As for the object in question, it’s an extremely rare Yellow Submarine merchandising tie-in, a weapon referred to but never actually pictured in the movie: not the Meanies’ Anti-Music Missile or the Dreadful Flying Glove but the O-blue-terator. It was doubtlessly conceived and produced by the pop-culture arm of the anti-gnostic institutional complex to which I have already alluded. It’s obscene not merely because it’s an epistemological WMD for kids, but because Yellow Submarine cannot and should not be three-dimensionalized.
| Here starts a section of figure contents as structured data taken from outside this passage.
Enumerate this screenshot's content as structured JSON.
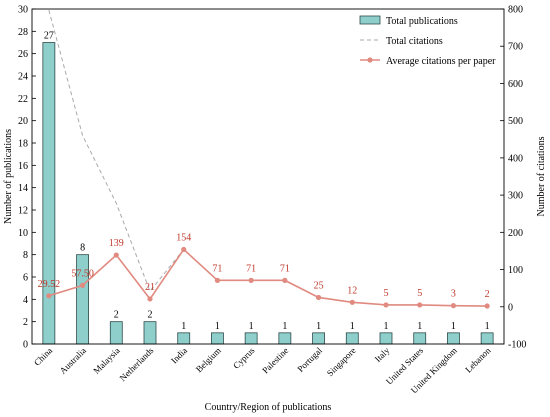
{
  "chart_data": {
    "type": "bar",
    "categories": [
      "China",
      "Australia",
      "Malaysia",
      "Netherlands",
      "India",
      "Belgium",
      "Cyprus",
      "Palestine",
      "Portugal",
      "Singapore",
      "Italy",
      "United States",
      "United Kingdom",
      "Lebanon"
    ],
    "xlabel": "Country/Region of publications",
    "ylabel": "Number of publications",
    "y2label": "Number of citations",
    "ylim": [
      0,
      30
    ],
    "y2lim": [
      -100,
      800
    ],
    "yticks": [
      0,
      2,
      4,
      6,
      8,
      10,
      12,
      14,
      16,
      18,
      20,
      22,
      24,
      26,
      28,
      30
    ],
    "y2ticks": [
      -100,
      0,
      100,
      200,
      300,
      400,
      500,
      600,
      700,
      800
    ],
    "legend_position": "top-right",
    "series": [
      {
        "name": "Total publications",
        "kind": "bar",
        "axis": "left",
        "color": "#8ecfcb",
        "values": [
          27,
          8,
          2,
          2,
          1,
          1,
          1,
          1,
          1,
          1,
          1,
          1,
          1,
          1
        ],
        "labels": [
          "27",
          "8",
          "2",
          "2",
          "1",
          "1",
          "1",
          "1",
          "1",
          "1",
          "1",
          "1",
          "1",
          "1"
        ]
      },
      {
        "name": "Total citations",
        "kind": "dashed-line",
        "axis": "right",
        "color": "#a9a9a9",
        "values": [
          797,
          460,
          278,
          42,
          154,
          71,
          71,
          71,
          25,
          12,
          5,
          5,
          3,
          2
        ]
      },
      {
        "name": "Average citations per paper",
        "kind": "line-markers",
        "axis": "right",
        "color": "#e08a80",
        "values": [
          29.52,
          57.5,
          139,
          21,
          154,
          71,
          71,
          71,
          25,
          12,
          5,
          5,
          3,
          2
        ],
        "labels": [
          "29.52",
          "57.50",
          "139",
          "21",
          "154",
          "71",
          "71",
          "71",
          "25",
          "12",
          "5",
          "5",
          "3",
          "2"
        ]
      }
    ]
  }
}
Speaking of which, audiences at the time were shocked by Edelmann’s employment of limited animation, an inexpensive alternative to Disney-style cartoon realism in which cels and sequences of cels are animated on top of static cels. Compared with a multidimensional, hand-painted Disney cartoon, say, Yellow Submarine did look flat and crappy. Yet limited animation is what Marshall McLuhan called a cool medium: Its low definition of information requires viewers to participate actively in the creation of meaning. Given the movie’s gnostic message, this medium is only appropriate. “John,” “Paul,” “George,” and “Ringo,” not to mention the Nowhere Man, the Chief Meanie, and the movie’s other figures, aren’t characters but symbols. And — as we’ve been instructed most recently by the paintings of Laylah Ali — in order to engage the imagination, symbols must remain flat abstractions. ALSO: Disney was, in those days, the most middlebrow (and therefore anti-gnostic) thing going; note that the Blue Meanie shock troops wore Mickey Mouse ears!

“You surprise me, Ringo,” says “John” at one point in the film. “Dealing in abstracts.” The Blue Meanies, of course, want to make surprise impossible; their vision of utopia is a postmodern-middlebrow one in which everything forever means one thing and one thing only — a fate worse than meaninglessness itself. This is what Herbert Marcuse (surely one of the primary inspirations for Yellow Submarine, along with the Symbolist movement) was getting at when he described the US and the USSR alike as “one-dimensional” social orders. The great insight of Dunning and Edelmann was that creative misreading, which is the hilobrow’s preferred mode of reading and interpreting, and a pretty good definition of gnosticism, is impossible unless the “real world” is first flattened out — into one-dimensional symbols pregnant with discoverable and inventable meaning.

Full speed ahead, Mr. Parker, full speed ahead!